Results for file 'himeno.f90':
Successfully applied AutoFix to the loop at 'himeno.f90:jacobi:293:6' [using multi-threading]:
[INFO] himeno.f90:293:6 Parallel scalar reduction pattern identified for variable 'gosa' with associative, commutative operator '+'
[INFO] himeno.f90:293:6 Parallel forall: variable 'wrk2'
[INFO] himeno.f90:293:6 Available parallelization strategies for variable 'gosa'
[INFO] himeno.f90:293:6 #1 OpenMP scalar reduction (* implemented)
[INFO] himeno.f90:293:6 #2 OpenMP atomic access
[INFO] himeno.f90:293:6 #3 OpenMP explicit privatization
[INFO] himeno.f90:293:6 Loop parallelized with multithreading using OpenMP directive 'for'
[INFO] himeno.f90:293:6 Parallel region defined by OpenMP directive 'parallel'

Successfully created himeno_codee.f90

Minimum software stack requirements: OpenMP version 3.0 with multithreading capabilities

4. Execution

Compile the original source code of Himeno (himeno.f90) and the optimized version (himeno_codee.f90) to compare their performance.
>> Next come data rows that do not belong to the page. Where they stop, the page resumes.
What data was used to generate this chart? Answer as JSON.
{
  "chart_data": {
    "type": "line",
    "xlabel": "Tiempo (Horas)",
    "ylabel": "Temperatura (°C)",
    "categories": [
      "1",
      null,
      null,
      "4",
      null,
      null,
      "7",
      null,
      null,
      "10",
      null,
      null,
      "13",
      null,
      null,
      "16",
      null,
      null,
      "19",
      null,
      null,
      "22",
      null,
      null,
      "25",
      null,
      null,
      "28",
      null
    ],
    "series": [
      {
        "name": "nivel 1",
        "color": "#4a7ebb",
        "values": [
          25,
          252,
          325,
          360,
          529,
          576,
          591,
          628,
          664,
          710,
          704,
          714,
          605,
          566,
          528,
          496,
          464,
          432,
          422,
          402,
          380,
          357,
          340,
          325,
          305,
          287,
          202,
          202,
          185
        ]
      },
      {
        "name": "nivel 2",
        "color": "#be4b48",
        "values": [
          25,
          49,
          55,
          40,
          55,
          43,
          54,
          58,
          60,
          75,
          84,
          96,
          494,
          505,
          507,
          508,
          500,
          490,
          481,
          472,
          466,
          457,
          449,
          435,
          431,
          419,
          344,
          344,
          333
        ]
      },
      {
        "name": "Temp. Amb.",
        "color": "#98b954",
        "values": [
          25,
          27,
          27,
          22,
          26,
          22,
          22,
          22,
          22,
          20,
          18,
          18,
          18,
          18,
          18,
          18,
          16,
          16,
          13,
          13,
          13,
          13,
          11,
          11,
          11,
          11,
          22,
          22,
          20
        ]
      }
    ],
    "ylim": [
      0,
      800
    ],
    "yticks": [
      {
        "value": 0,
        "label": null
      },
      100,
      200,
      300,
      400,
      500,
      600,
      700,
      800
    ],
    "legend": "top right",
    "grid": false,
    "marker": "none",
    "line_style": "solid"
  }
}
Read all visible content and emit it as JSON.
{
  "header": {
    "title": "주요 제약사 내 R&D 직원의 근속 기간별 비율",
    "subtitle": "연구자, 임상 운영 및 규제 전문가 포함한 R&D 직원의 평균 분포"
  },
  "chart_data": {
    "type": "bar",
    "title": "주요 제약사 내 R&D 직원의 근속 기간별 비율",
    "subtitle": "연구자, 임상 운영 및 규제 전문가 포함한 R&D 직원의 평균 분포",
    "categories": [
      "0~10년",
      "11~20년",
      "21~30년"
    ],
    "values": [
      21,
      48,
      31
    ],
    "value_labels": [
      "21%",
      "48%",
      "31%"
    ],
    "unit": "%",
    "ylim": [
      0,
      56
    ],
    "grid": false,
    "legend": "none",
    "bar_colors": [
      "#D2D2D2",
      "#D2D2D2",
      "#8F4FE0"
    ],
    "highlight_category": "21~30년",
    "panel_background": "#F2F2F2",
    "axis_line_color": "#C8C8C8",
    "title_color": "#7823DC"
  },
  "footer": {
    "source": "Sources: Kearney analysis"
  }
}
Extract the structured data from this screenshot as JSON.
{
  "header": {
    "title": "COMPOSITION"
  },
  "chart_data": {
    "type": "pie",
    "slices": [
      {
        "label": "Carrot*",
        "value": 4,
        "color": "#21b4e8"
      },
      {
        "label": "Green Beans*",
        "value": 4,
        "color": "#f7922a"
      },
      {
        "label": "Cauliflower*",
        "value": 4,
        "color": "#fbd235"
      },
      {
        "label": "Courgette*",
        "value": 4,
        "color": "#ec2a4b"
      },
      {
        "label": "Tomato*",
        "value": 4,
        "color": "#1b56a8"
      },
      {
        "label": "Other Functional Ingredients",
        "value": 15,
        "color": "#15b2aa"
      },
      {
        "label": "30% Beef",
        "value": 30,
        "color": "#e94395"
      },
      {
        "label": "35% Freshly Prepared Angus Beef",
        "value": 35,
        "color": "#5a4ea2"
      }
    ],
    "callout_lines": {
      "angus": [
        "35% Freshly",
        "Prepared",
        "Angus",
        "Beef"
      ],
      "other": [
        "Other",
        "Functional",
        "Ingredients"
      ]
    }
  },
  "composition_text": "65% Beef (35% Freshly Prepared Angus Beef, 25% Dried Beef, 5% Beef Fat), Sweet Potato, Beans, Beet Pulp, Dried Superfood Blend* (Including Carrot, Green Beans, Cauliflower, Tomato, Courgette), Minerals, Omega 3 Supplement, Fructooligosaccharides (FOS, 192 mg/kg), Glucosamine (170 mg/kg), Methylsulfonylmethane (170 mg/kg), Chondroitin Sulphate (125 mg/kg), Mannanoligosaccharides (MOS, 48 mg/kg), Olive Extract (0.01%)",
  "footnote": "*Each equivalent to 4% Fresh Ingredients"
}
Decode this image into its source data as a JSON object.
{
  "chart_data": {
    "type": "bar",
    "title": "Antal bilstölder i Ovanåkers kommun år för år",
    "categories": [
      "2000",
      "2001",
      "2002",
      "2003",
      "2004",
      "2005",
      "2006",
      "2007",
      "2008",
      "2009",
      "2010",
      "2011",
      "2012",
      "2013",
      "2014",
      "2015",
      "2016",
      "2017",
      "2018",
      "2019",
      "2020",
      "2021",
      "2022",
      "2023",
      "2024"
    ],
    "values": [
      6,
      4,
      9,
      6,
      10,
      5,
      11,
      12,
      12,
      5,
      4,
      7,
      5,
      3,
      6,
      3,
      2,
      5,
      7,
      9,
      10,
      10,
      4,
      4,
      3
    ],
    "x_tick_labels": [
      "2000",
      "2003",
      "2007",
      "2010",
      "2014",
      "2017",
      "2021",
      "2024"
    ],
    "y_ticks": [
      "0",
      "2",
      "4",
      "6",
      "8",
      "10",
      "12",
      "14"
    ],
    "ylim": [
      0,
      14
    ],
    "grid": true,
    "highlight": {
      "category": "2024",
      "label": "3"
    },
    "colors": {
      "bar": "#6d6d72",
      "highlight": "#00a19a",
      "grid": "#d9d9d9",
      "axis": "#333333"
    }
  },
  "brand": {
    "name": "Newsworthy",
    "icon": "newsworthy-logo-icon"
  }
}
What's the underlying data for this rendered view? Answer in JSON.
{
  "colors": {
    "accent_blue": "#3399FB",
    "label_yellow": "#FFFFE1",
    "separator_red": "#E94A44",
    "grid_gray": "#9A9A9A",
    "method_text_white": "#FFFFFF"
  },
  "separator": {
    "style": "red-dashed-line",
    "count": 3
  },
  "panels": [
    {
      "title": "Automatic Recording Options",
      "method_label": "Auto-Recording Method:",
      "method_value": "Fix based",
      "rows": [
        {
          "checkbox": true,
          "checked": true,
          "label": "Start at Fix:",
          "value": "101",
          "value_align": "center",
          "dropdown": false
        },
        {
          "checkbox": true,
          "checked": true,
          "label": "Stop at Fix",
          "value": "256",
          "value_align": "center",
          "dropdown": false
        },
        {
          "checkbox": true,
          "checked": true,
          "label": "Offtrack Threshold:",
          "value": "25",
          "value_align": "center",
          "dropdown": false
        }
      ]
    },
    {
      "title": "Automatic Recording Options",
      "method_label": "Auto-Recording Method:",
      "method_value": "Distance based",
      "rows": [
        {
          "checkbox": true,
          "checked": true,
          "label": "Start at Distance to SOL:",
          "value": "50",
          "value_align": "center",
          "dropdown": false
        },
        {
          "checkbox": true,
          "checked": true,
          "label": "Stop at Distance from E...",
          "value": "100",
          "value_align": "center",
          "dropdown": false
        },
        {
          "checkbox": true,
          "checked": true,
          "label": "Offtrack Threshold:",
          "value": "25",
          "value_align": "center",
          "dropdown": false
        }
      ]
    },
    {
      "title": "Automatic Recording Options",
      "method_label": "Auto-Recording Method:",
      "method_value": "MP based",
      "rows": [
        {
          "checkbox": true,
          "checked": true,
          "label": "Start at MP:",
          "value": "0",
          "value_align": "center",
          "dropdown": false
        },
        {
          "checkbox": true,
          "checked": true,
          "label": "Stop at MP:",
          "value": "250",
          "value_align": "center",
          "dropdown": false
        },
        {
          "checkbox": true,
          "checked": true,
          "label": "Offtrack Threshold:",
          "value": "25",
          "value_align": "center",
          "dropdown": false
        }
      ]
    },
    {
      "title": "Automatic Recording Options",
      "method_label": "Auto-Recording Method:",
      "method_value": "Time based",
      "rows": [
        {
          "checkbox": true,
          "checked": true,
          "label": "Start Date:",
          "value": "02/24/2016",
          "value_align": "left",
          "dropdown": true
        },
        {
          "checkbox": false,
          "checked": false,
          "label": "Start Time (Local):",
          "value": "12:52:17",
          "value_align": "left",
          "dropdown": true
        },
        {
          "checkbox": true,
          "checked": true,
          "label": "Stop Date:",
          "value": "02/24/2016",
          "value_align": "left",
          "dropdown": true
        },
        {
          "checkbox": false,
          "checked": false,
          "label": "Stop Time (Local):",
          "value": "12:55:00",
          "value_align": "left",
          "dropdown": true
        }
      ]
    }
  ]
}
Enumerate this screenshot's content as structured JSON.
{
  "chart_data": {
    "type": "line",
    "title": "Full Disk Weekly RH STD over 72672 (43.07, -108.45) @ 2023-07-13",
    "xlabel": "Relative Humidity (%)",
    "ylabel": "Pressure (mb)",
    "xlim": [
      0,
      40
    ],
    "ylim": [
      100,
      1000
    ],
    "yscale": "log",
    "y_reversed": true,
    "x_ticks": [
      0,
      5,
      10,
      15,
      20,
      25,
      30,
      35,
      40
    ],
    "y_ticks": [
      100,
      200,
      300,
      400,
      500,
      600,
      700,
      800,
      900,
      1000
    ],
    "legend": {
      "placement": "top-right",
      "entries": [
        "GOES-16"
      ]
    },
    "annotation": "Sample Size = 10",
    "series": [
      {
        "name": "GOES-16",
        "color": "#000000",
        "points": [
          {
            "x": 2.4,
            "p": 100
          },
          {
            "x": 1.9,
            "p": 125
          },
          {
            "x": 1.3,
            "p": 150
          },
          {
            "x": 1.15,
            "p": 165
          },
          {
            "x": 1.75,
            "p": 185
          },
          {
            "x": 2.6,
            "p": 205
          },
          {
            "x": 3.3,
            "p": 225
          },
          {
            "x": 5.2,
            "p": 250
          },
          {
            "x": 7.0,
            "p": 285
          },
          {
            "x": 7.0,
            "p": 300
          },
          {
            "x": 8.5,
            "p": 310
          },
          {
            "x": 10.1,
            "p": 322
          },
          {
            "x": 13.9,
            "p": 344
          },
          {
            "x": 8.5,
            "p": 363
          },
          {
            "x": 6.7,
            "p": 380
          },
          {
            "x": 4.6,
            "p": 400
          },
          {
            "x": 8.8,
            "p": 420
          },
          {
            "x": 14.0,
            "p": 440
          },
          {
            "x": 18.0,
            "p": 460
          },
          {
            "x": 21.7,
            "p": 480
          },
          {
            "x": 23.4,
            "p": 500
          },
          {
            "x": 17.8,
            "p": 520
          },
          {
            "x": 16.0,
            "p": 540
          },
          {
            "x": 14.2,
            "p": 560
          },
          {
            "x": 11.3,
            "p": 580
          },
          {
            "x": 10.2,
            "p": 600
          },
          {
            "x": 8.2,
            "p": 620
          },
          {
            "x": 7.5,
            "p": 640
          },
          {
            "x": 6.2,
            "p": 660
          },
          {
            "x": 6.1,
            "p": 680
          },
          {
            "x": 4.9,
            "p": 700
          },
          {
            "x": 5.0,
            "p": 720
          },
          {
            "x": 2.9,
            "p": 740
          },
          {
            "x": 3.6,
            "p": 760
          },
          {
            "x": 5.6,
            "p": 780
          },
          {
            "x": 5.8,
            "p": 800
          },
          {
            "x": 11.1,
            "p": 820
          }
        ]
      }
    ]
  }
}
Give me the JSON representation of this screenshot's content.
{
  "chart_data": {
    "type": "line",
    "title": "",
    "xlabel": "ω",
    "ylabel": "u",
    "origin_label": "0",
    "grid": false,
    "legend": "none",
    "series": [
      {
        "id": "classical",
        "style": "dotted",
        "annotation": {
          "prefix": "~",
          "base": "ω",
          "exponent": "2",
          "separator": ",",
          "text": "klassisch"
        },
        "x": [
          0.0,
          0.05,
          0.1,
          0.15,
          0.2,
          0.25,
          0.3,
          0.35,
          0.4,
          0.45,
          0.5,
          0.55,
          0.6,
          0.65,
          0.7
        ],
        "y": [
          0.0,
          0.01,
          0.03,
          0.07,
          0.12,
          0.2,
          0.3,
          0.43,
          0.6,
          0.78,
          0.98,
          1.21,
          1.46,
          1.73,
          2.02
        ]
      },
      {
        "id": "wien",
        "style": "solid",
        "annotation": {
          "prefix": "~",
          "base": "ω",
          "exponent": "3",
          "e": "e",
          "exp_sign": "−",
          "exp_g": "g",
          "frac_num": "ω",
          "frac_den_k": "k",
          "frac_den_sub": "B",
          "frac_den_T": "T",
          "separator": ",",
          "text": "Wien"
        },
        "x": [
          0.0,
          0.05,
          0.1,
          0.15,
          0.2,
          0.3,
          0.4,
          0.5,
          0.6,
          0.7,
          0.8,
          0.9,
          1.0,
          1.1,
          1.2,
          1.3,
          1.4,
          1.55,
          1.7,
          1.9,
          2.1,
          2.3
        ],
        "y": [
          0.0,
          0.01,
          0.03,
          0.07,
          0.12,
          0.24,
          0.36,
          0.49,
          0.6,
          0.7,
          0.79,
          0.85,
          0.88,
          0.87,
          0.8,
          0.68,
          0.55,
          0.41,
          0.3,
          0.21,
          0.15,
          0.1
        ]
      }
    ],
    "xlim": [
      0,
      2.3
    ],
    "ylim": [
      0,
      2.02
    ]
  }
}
For instance, using the gfortran compiler:

Compiler commands
gfortran himeno.f90 -o himeno -O3 && \
gfortran himeno_codee.f90 -o himeno_codee -O3 -fopenmp

And run the original executable (himeno) and the optimized one (himeno_codee), choosing the L input dataset size:

./himeno
  mimax=         513  mjmax=         257  mkmax=         257
imax= 512 jmax= 256 kmax= 256
Time measurement accuracy : .10000E-02
Start rehearsal measurement process.
Measure the performance in 3 times.
MFLOPS: 7715.22363 time(s): 0.43500000000000000 4.88281250E-04
Now, start the actual measurement process.
The loop will be excuted in 413 times.
This will take about one minute.
Wait for a while.
Loop executed for 413 times
Gosa : 4.88281250E-04
MFLOPS: 7730.45605 time(s): 59.767000000000003
Score based on Pentium III 600MHz : 93.3179169
./himeno_codee
  mimax=         513  mjmax=         257  mkmax=         257
imax= 512 jmax= 256 kmax= 256
Time measurement accuracy : .10000E-02
Start rehearsal measurement process.
Measure the performance in 3 times.
MFLOPS: 17036.1523 time(s): 0.19700000000000001 8.46543233E-04
Now, start the actual measurement process.
The loop will be excuted in 913 times.
This will take about one minute.
Wait for a while.
Loop executed for 913 times
Gosa : 6.00490777E-04
MFLOPS: 17406.5215 time(s): 58.678000000000004
Score based on Pentium III 600MHz : 210.122192

The performance has increased from 7730 MFLOPS to 17406 MFLOPS, representing a 2.25X speedup.